NEW: The Creative Touris Business Model & Its Application in Bulgaria: an research article based on the model below and co-authored with Stanislav Ivanov. Download the article here.
The creative tourism is a form of cultural tourism – it counts on cultural assets to attract travelers to a destination. It is also a form of creative community’s development – by stimulating the creative industries from outside, the local economy improves beyond the profits from tourism.
On the other side, the business model for creative tourism defers radically from the business model of conventional cultural tourism. First, it is based on a different resources. Cultural tourism is focused on iconic buildings, mega events (festivals, etc.), strong presence of historic heritage, vibrant cultural life at a destination and limited famous geographies (Italy, France, Spain, Egypt, England, etc.).

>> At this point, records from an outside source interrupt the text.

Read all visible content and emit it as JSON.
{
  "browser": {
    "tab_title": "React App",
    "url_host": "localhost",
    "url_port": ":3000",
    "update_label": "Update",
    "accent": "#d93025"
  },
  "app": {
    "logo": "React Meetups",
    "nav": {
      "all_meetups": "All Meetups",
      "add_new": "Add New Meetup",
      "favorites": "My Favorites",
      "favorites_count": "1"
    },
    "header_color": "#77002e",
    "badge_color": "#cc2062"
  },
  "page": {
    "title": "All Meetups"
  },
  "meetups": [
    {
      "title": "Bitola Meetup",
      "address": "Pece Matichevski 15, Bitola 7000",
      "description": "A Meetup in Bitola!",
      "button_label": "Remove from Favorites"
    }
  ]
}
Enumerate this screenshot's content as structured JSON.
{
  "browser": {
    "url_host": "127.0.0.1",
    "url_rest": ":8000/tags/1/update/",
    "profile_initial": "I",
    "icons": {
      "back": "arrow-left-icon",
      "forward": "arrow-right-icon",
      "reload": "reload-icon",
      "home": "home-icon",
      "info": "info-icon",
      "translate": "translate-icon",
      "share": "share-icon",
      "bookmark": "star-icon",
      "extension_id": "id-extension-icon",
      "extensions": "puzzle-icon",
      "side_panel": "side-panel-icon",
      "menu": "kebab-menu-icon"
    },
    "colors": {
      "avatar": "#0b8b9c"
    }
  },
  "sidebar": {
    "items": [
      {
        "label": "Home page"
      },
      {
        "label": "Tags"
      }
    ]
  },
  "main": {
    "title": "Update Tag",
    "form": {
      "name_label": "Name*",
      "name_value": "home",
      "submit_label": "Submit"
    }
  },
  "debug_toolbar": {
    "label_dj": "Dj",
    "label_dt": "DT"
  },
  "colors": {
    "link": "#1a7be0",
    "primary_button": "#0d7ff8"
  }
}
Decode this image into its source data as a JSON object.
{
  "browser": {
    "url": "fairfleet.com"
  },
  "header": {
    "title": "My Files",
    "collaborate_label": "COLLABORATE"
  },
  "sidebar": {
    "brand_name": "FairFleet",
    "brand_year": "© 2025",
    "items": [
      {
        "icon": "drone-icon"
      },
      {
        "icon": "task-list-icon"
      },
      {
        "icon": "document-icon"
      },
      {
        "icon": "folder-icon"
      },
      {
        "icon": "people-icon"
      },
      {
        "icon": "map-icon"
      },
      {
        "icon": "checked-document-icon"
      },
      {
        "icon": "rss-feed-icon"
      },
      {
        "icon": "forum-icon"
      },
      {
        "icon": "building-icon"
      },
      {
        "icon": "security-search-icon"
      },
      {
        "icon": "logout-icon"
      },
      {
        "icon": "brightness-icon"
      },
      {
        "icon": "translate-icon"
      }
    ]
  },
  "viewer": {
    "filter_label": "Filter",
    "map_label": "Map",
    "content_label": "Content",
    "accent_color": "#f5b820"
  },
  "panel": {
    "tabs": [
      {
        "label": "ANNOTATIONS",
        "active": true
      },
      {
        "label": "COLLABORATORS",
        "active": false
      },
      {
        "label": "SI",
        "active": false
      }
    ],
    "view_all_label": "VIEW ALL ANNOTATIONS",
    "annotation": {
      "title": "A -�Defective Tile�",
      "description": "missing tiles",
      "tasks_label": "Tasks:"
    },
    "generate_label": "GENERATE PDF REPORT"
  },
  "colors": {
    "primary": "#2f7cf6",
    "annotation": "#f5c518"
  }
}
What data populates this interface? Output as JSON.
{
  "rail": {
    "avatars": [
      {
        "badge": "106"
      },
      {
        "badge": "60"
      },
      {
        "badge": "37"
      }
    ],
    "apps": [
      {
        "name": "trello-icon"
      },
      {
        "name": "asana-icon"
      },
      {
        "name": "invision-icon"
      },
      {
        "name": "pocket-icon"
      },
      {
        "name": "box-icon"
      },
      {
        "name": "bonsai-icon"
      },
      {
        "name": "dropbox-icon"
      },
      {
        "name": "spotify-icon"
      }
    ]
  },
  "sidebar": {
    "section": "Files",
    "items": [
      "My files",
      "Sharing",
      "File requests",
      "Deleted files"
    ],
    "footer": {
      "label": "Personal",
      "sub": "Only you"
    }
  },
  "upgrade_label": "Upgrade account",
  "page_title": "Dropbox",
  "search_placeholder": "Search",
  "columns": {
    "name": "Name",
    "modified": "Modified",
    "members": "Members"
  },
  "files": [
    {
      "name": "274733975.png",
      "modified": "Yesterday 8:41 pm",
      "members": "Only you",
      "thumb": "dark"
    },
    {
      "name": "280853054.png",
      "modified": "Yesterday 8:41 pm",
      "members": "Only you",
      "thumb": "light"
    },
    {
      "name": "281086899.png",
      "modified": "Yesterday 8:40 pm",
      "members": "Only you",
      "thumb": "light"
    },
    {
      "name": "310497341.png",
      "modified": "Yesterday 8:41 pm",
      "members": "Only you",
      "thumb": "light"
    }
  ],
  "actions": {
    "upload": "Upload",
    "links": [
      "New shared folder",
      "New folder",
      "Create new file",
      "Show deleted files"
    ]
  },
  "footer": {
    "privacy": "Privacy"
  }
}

Creative tourism demand is related to the need for learning and experiencing the creative process – from textiles weaving in the Mapuche regions of Chile to icon-painting in Russia. In some outbound markets, like the USA, the demand is driven in strong traditions and proliferation of hobbies and craft making. And because the creative tourism doesn’t need impressive historic buildings, UNESCO lists or famous events, its destinations extend to all kind of countries and cities – from Berlin and Barcelona to small villages along the Yantra river and the high planes of Peru. This geographical enlargement benefits communities that otherwise wouldn’t have a shot in taking a piece of the profit in the cultural tourism.
The second big difference is exactly the profit distribution. While cultural tourism contributes to the local economy through tourism taxes, entrance fees to museums, events tickets, and souvenir buying (tourism and supporting industries exports), the creative tourism contribution goes beyond these benefits. First, in the cultural tourism, most of the tourism exports happen in the outbound market, where tour operators and travel agencies sell the product. Very few of the packaged tours profits or the individual traveler dollars go directly to the local community when it comes to international cultural tourism.
On the contrary, the creative tourism directly contributes to the local economy not only trough tourism exports, but through direct financial contribution to the local creative industries and the supporting local infrastructure.
Another issue with cultural tourism is the vast percentage of the so called “accidental cultural tourists” – travelers who use the product of the cultural tourism once at a destination, but their motivation to travel to this destination is not driven by its cultural assets. That makes financial projections, forecasts and planning very difficult, specially on the domestic markets. The research shows huge gaps in statistics about the so called “cultural tourist”: only in the USA there is a difference between 78% (Mandala research) and 14% (NEA) on what percentage of all travelers are cultural heritage travelers.
Since creative tourism is driven by motivation to learn and participate in the creation of a cultural activity, it is much easier to distinguish the regular tourist from the creative one. That helps hugely all economic activities of forecasting, researching, and – ultimately –planning the creative tourism development.
While there are differences between cultural and creative tourism, the business model for creative tourism clearly shows that any destination of cultural tourism also can profit from creative tourism. This merger of different types of tourism finds very fertile ground through the creative tourism activities: creative and adventure tourism, cultural and creative tourism, archaeology tourism and creative tourism, wine & gourmet tourism and creative tourism, etc. Therefore, destinations that already have the assets to develop other type of tourism, as Barcelona, for example with its great resources for cultural tourism, are using this advantage for increasing their profit with creative tourism.
Additional advantages from creative tourism are the non-tangible benefits that it brings to communities. From identity building to attracting talent from other places, the creative industries flourish and contribute to the positive development of local communities. Once creative industries are developed because of creative tourism demand, the tangible benefits increase internally too through better business, real estate and overall human capital climate.